The subsurface ocean on Saturn’s largest moon, Titan, could be as salty as any body of water here on Earth, a new study reports.
Gravity data collected by NASA’s Cassini spacecraft suggest that Titan’s ocean must have an extremely high density. Salt water has a higher density than fresh water because the presence of salt adds more mass to a given amount of water.
“This is an extremely salty ocean by Earth standards,” study lead author Giuseppe Mitri, from the University of Nantes in France, said in a statement. “Knowing this may change the way we view this ocean as a possible abode for present-day life, but conditions might have been very different there in the past.”
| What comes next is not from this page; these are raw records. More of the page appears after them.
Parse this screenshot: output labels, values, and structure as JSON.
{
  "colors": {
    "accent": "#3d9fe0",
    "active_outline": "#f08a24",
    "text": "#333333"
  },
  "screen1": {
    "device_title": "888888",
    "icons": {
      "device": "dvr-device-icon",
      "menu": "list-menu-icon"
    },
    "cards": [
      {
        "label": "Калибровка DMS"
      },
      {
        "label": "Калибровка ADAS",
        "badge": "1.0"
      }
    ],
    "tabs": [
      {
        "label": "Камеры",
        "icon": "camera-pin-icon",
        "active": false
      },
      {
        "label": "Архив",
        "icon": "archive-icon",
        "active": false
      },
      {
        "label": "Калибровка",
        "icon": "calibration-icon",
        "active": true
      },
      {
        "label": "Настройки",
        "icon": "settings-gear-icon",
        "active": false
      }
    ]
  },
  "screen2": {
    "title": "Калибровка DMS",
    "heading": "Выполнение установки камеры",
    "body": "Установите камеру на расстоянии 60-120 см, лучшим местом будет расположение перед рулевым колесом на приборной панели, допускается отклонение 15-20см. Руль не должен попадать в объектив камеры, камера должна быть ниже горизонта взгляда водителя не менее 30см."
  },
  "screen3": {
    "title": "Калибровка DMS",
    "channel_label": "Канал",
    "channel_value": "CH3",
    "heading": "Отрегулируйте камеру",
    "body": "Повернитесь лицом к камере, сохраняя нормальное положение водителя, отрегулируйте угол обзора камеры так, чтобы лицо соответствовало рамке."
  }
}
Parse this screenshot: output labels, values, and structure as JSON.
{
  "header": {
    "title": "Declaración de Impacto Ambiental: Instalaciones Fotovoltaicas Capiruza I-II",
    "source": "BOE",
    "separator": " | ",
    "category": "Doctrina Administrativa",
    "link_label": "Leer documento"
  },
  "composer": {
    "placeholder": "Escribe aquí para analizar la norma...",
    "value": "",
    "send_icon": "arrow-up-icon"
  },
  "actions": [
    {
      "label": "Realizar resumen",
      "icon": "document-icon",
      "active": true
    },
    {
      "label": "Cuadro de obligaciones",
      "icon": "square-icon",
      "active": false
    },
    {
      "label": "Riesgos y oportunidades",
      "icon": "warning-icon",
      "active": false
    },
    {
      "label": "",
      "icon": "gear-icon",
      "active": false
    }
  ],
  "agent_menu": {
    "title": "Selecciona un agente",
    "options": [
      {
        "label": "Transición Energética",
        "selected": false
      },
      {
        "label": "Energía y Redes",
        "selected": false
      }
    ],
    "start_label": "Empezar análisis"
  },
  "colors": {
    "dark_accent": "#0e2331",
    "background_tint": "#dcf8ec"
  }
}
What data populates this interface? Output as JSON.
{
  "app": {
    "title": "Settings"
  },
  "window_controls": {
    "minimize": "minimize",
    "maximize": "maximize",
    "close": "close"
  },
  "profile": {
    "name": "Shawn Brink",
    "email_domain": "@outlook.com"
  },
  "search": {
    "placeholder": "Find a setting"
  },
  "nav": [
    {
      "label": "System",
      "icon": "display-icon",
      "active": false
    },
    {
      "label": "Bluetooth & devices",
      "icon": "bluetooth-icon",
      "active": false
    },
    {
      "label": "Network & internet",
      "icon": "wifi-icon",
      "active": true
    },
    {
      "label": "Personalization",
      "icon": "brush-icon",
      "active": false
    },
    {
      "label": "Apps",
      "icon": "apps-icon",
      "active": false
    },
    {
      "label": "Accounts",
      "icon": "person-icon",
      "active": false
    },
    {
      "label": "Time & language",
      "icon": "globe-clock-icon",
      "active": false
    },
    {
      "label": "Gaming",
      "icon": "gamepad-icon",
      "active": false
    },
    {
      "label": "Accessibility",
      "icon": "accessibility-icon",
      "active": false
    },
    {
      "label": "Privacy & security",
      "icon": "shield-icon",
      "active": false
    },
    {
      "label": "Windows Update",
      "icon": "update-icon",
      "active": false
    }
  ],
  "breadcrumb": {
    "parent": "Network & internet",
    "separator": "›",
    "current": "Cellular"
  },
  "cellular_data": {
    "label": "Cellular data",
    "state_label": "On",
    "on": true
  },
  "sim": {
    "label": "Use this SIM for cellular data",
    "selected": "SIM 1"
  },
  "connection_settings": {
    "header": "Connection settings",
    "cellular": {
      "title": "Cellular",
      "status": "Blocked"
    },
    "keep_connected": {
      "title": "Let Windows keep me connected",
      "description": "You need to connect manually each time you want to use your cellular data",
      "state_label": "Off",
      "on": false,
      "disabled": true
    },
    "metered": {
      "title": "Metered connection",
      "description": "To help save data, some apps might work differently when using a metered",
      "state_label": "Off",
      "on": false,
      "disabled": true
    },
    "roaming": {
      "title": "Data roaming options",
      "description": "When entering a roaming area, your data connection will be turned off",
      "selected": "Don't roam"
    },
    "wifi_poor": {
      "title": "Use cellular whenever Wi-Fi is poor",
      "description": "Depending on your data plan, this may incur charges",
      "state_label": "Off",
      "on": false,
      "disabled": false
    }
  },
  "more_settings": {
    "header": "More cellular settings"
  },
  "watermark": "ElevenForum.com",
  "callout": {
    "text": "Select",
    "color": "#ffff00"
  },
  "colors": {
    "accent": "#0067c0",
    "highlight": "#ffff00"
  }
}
The average salt concentration in Earth’s oceans is around 3.5 percent, but parts of the Dead Sea can reach 40 percent salinity.
Titan is surrounded by an ice shell, but below the surface scientists believe there is an ocean of liquid water that could be just as salty as the Dead Sea.
Cassini collected gravity and topography data during its flybys of Titan over the past 10 years, allowing researchers to create a new model of the structure of the moon’s outer icy shell.
The new model suggests that the thickness of the icy crust varies across the moon’s surface. This means that the ocean underneath is probably in the process of freezing too. If the ocean is freezing, it would decrease the chances that the ocean could support life, since freezing would limit the exchange of materials between the water and the surface, researchers said.
The new data could also provide some insight into Titan’s unique atmosphere, which is consistently around 5 percent methane. It is still a mystery how Titan maintains methane in its atmosphere since sunlight quickly breaks up the gas.
Scientists believe some kind of natural process must be cycling the methane into the atmosphere; from there, it falls back down to the surface as methane rain, similar to the water cycle on Earth. Since Titan’s surface is mostly frozen, researchers think any methane rising into the atmosphere must be coming from a few scattered unfrozen “hot spots.”
The $3.2 billion Cassini mission launched in 1997 and arrived in orbit around Saturn in 2004. The mission also dropped a probe named Huygens onto the surface of Titan in January 2005.
The new study was published July 1 in the journal Icarus.